Blood Stream Infections (BSI) Survival in Black Patients with High Comorbidity Index
Michael Haddadin1, Josephine Anuforo2, Gwyneth Sultan1, Ellen Oseni1, Akeem Lewis1, Jianxiang Xia1, Iuliana Shapira1. 1SUNY Downstate Medical Center, Syosset, New York, United States, 2Medicine, St john's Episcopal Hospital, Far Rockaway, New York, United States
Purpose of Study Black patients with blood stream infections have far worse outcomes (30% lower overall survival) than white patients. Significant cancer health disparities exist in Blacks with blood stream infections. These patients have far worse outcomes (30% lower overall survival) than white patients. We seek to understand population specific disease manifestations and treatments. We analyzed retrospectively survival from blood stream infection in 236 consecutive patients diagnosed with blood stream infections.
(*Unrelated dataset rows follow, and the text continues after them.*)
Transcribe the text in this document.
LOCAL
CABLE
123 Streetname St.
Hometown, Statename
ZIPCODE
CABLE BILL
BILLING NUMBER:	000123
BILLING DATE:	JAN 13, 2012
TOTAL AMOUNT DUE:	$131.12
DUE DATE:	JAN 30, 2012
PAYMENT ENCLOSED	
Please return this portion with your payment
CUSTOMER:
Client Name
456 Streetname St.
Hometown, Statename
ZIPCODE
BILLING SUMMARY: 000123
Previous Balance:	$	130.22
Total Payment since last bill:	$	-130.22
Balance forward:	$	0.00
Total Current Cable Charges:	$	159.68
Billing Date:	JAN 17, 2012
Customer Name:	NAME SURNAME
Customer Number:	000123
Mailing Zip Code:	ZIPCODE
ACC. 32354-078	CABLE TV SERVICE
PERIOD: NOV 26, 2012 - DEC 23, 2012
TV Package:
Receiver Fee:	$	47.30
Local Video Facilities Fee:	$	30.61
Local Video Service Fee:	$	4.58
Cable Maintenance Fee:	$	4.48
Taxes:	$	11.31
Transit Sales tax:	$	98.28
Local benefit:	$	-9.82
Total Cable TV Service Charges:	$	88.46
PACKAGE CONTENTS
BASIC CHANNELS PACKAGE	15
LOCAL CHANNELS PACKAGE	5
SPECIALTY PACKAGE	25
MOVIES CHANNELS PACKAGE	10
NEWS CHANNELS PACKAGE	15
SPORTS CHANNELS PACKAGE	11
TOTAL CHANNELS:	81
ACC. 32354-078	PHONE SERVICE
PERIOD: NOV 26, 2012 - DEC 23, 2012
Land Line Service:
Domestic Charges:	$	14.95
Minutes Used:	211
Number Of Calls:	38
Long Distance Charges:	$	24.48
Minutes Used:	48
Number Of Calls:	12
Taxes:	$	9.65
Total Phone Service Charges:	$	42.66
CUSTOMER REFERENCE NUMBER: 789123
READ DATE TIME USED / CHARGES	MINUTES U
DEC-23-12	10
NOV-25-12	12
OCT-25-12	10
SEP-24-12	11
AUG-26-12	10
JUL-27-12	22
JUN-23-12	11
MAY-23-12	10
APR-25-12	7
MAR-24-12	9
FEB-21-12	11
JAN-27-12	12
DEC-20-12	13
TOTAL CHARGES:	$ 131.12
Type of infection, resistance to antibiotics and overall survival patients with high comorbidity burden and blood stream infection were analyzed
Methods Used Survival was defined as the time from positive blood culture to discharge. We did a retrospective review of consecutive BSI were evaluated as part of performance improvement process to detect trends of microorganism resistance and avoid using inappropriate treatments for infections. Two group of infected patients were analyzed those with central venous catheters, versus those without. Characteristics of patients in different groups were compared using Chi-square or Fisher's exact tests for categorical variables, and Wilcoxon rank-sum test for continuous variables. P ≤ 0.05 (two-tailed) considered statistically significant. A multivariable logistic regression model was constructed to identify baseline factors independently associated with one year mortality
Summary of Results A 50% better median OS (HR=0.67; 95% confidence interval 0.43-0.78) was seen in patients with BSI and no catheter compared to those with inserted catheters
Conclusions Black patients with advanced malignancies often have blood stream infections (BSI) and if this occurs in the hospital the infection is attributed to nosocomial intervention. Little is known and published about microorganism incubation times, epithelial barrier disruption, sepsis, systemic inflammatory symptoms definition in minority black population. Population specific studies of mechanisms explaining the immune anergy detected in patients with high comorbidities and BSI.